Diritto penale
Reati in generale
06 | 07 | 2021
Illegittima la sospensione del corso della prescrizione per il tempo in cui i procedimenti penali sono rinviati per effetto delle «misure organizzative» adottare dai capi degli uffici giudiziari per contrastare il COVID-19
Sonia Grassi
La Corte Costituzionale, con sentenza n. 140 del 25 maggio 2021
(depositata il 6 luglio 2021), ha dichiarato l’illegittimità costituzionale
dell’art. 83, comma 9, D.L. 17 marzo 2020, n. 18 (Misure di potenziamento del
Servizio sanitario nazionale e di sostegno economico per famiglie, lavoratori e
imprese connesse all’emergenza epidemiologica da COVID-19), convertito, con
modificazioni, nella L. 24 aprile 2020, n. 27, nella parte in cui prevede la
sospensione del corso della prescrizione per il tempo in cui i procedimenti
penali sono rinviati ai sensi del precedente comma 7, lettera g), e in ogni
caso, non oltre il 30 giugno 2020.
In particolare, la Corte ha ritenuto fondata la questione
sollevata dal Tribunale di Roma in riferimento al principio di legalità (art.
25, comma 2, Cost.), sotto il profilo della denunciata sua violazione per
insufficiente determinatezza della fattispecie legale dalla quale consegue la
sospensione della durata del termine di prescrizione dei reati nel periodo dal
12 maggio al 30 giugno 2020.
Secondo la Corte, infatti, è il legislatore che – secondo
scelte di politica criminale legate alla gravità dei reati – valuta
l’affievolimento progressivo dell’interesse della collettività alla punizione
del comportamento penalmente illecito e determina quando il decorso del tempo,
in riferimento ad ogni fattispecie di reato, ne comporti l’estinzione.

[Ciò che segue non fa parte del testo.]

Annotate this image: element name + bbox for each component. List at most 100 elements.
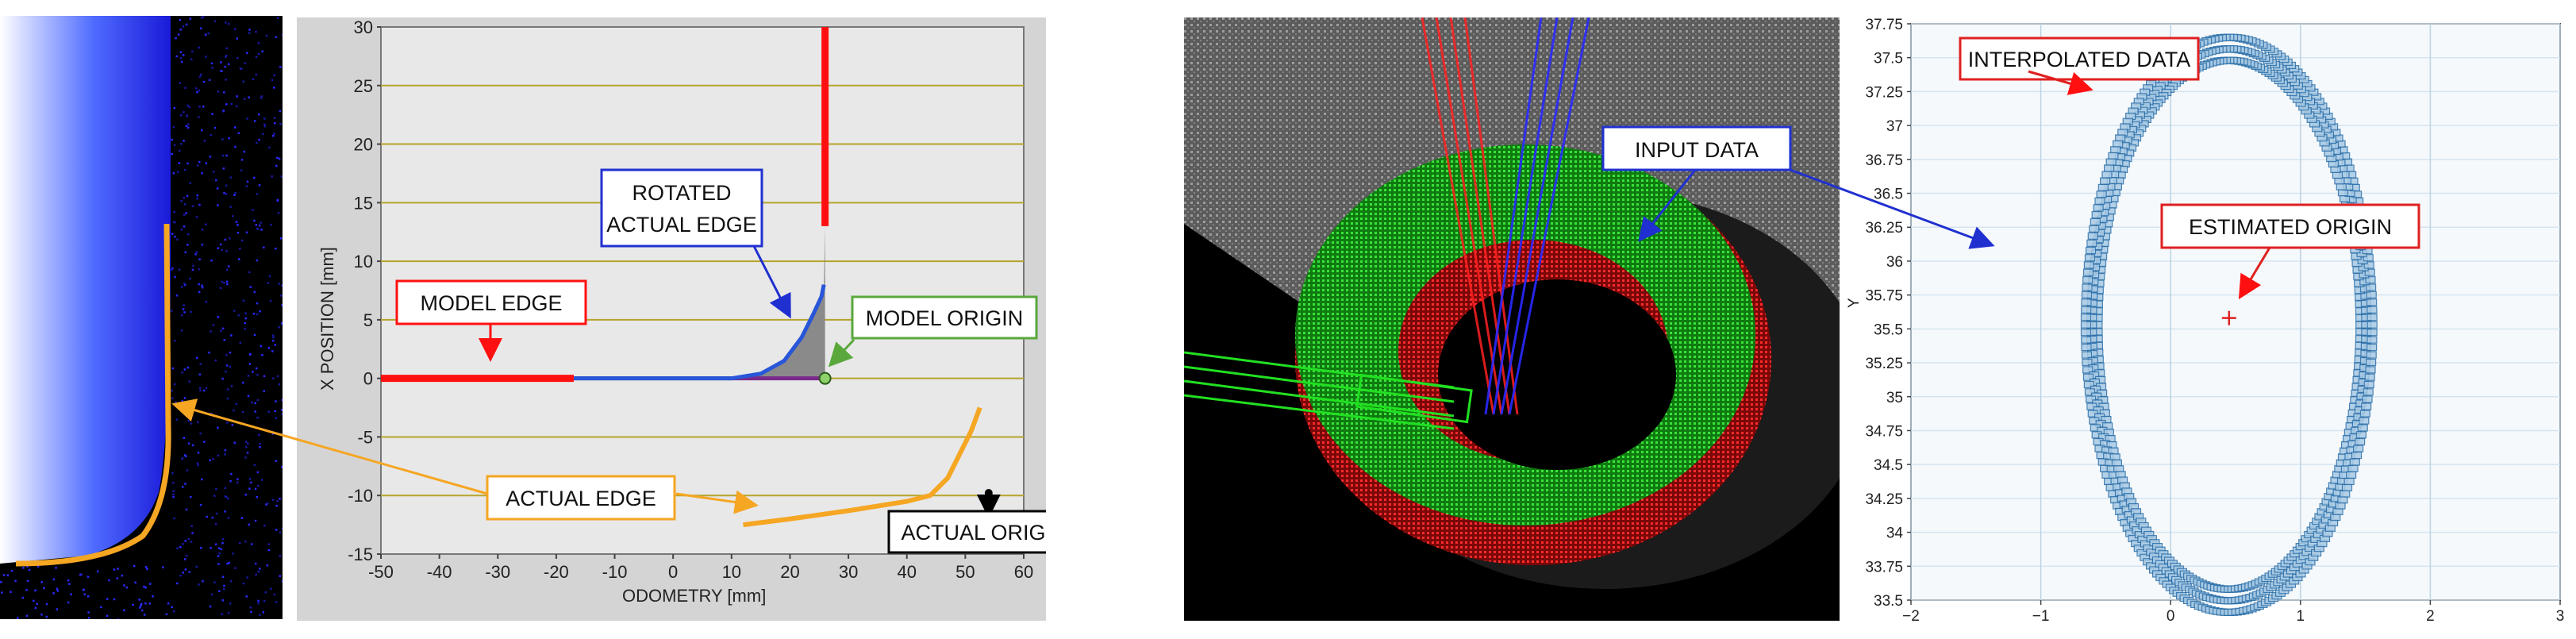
scan-noise-point xyxy=(185,212,187,214)
interpolated-point xyxy=(2081,344,2092,352)
scan-noise-point xyxy=(171,389,173,392)
scan-noise-point xyxy=(255,562,257,565)
scan-noise-point xyxy=(191,50,194,53)
scan-noise-point xyxy=(240,169,243,171)
scan-noise-point xyxy=(226,268,229,271)
scan-noise-point xyxy=(197,452,200,454)
scan-noise-point xyxy=(56,590,59,592)
interpolated-point xyxy=(2366,329,2378,337)
scan-noise-point xyxy=(21,596,24,599)
scan-noise-point xyxy=(143,585,145,588)
scan-noise-point xyxy=(275,164,278,167)
scan-noise-point xyxy=(198,268,201,271)
scan-noise-point xyxy=(257,484,260,487)
scan-noise-point xyxy=(190,541,193,543)
scan-noise-point xyxy=(259,310,261,313)
scan-noise-point xyxy=(236,478,239,480)
scan-noise-point xyxy=(121,574,123,577)
interpolated-point xyxy=(2363,380,2374,389)
scan-noise-point xyxy=(217,426,219,429)
scan-noise-point xyxy=(244,98,246,100)
scan-noise-point xyxy=(263,117,266,120)
scan-noise-point xyxy=(275,36,277,39)
scan-noise-point xyxy=(181,371,183,374)
chart2-y-tick-label: 35 xyxy=(1886,390,1903,406)
scan-noise-point xyxy=(221,537,225,541)
interpolated-point xyxy=(2355,431,2367,439)
scan-noise-point xyxy=(275,247,277,250)
chart2-y-tick-label: 36 xyxy=(1886,254,1903,271)
scan-noise-point xyxy=(221,138,224,141)
scan-noise-point xyxy=(271,175,273,178)
scan-noise-point xyxy=(244,540,247,543)
scan-noise-point xyxy=(201,229,204,231)
chart1-x-axis-label: ODOMETRY [mm] xyxy=(622,586,766,606)
scan-noise-point xyxy=(199,363,202,365)
scan-noise-point xyxy=(219,287,222,290)
interpolated-point xyxy=(2100,177,2111,185)
scan-noise-point xyxy=(213,581,216,583)
scan-noise-point xyxy=(116,577,119,579)
scan-noise-point xyxy=(227,265,230,268)
scan-noise-point xyxy=(279,66,282,68)
scan-noise-point xyxy=(205,387,208,390)
interpolated-point xyxy=(2082,268,2094,276)
scan-noise-point xyxy=(267,502,269,505)
chart2-x-tick-label: −1 xyxy=(2032,608,2050,625)
chart2-y-tick-label: 34 xyxy=(1886,525,1904,542)
scan-noise-point xyxy=(245,595,248,598)
scan-noise-point xyxy=(238,258,240,260)
scan-noise-point xyxy=(237,314,240,317)
scan-noise-point xyxy=(190,525,193,527)
scan-noise-point xyxy=(235,402,238,406)
interpolated-point xyxy=(2343,477,2355,486)
interpolated-point xyxy=(2366,314,2378,321)
scan-noise-point xyxy=(22,567,25,569)
scan-noise-point xyxy=(184,568,187,571)
scan-noise-point xyxy=(254,519,257,522)
scan-noise-point xyxy=(172,125,175,129)
scan-noise-point xyxy=(245,445,248,448)
scan-noise-point xyxy=(125,586,128,589)
interpolated-point xyxy=(2082,366,2093,374)
scan-noise-point xyxy=(232,215,234,217)
scan-noise-point xyxy=(196,194,198,197)
chart2-y-tick-label: 36.75 xyxy=(1865,152,1903,169)
scan-noise-point xyxy=(224,65,226,68)
scan-noise-point xyxy=(106,598,109,600)
scan-noise-point xyxy=(257,228,260,230)
scan-noise-point xyxy=(256,313,259,316)
scan-noise-point xyxy=(176,238,179,241)
scan-noise-point xyxy=(202,16,205,18)
scan-noise-point xyxy=(210,593,213,596)
scan-noise-point xyxy=(256,227,259,230)
chart1-x-tick-label: 30 xyxy=(839,562,858,582)
scan-noise-point xyxy=(196,356,198,360)
scan-noise-point xyxy=(199,432,202,435)
scan-noise-point xyxy=(140,602,143,606)
chart2-y-tick-label: 37.5 xyxy=(1874,51,1903,67)
actual-origin-callout-box xyxy=(887,510,1046,554)
scan-noise-point xyxy=(233,194,236,196)
scan-noise-point xyxy=(183,168,186,171)
scan-noise-point xyxy=(272,336,275,339)
scan-noise-point xyxy=(192,444,194,447)
interpolated-point xyxy=(2081,351,2093,359)
scan-noise-point xyxy=(179,82,182,84)
scan-noise-point xyxy=(230,102,233,106)
scan-image-panel xyxy=(0,16,283,619)
scan-noise-point xyxy=(225,250,228,252)
scan-noise-point xyxy=(28,568,31,572)
scan-noise-point xyxy=(276,375,279,378)
scan-noise-point xyxy=(100,606,102,609)
scan-noise-point xyxy=(171,367,175,370)
scan-noise-point xyxy=(189,277,191,280)
scan-noise-point xyxy=(171,138,173,141)
scan-noise-point xyxy=(280,175,283,178)
chart2-x-tick-label: 2 xyxy=(2426,608,2435,625)
scan-noise-point xyxy=(280,409,283,411)
chart2-y-tick-label: 36.5 xyxy=(1874,187,1903,203)
scan-noise-point xyxy=(225,154,228,157)
scan-noise-point xyxy=(259,568,261,570)
scan-noise-point xyxy=(183,203,186,206)
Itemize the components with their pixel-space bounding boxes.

È questa l’intrinseca natura sostanziale della prescrizione
che chiama in causa la garanzia del principio di legalità (art. 25, comma 2,
Cost.); e che si estende anche alle possibili ricadute che sulla sua durata
possono avere norme processuali.
Il rispetto del principio di legalità richiede, quindi, che la
norma, la quale in ipotesi ampli la durata del termine di prescrizione, ovvero
ne preveda il prolungamento come conseguenza dell’applicazione di una regola
processuale, sia «sufficientemente determinata» (Corte Cost. sentenza n. 278
del 2020), e, ove tale, sia anche non retroattiva (e pertanto applicabile solo
a reati commessi successivamente alla data della sua entrata in vigore).
La norma censurata (art. 83, comma 9, del d.l. n. 18 del
2020) prescrive che, nei procedimenti penali, il corso della prescrizione
rimanga sospeso per il tempo in cui il procedimento è rinviato ai sensi del
precedente comma 7, lettera g) che contiene un rinvio alle «misure
organizzative» che i capi degli uffici giudiziari – in ragione della generale
previsione del comma 6 del medesimo art. 83 – sono facoltizzati ad adottare per
contrastare l’emergenza epidemiologica da COVID-19 e contenerne gli effetti
negativi sullo svolgimento dell’attività giudiziaria.
All’eventuale provvedimento generale del capo dell’ufficio,
che risponde a esigenze organizzative legate all’andamento della pandemia, la
norma censurata riconnette l’effetto in malam partem recato dalla previsione
della sospensione del decorso del termine di prescrizione nel caso di rinvio
del processo, determinando così un allungamento complessivo del termine entro
il quale la fattispecie estintiva della punibilità si realizza.
La misura organizzativa del dirigente dell’ufficio, tuttavia, non trova nelle disposizioni di cui all’art. 83, commi 6, 7 e 9, D.L. n. 18 del 2020 adeguata specificazione circa le condizioni e i limiti legittimanti l’adozione del provvedimento di rinvio, cui appunto consegue tale effetto sfavorevole sul piano della punibilità del reato in ragione dell’allungamento del termine di prescrizione.
Ciò, secondo la Corte, non inficia certo la legittimità della previsione di tale richiamo come regola processuale, ma non soddisfa il canone della sufficiente determinatezza per legge della fattispecie da cui consegue l’effetto sostanziale dell’allungamento della durata del termine di prescrizione.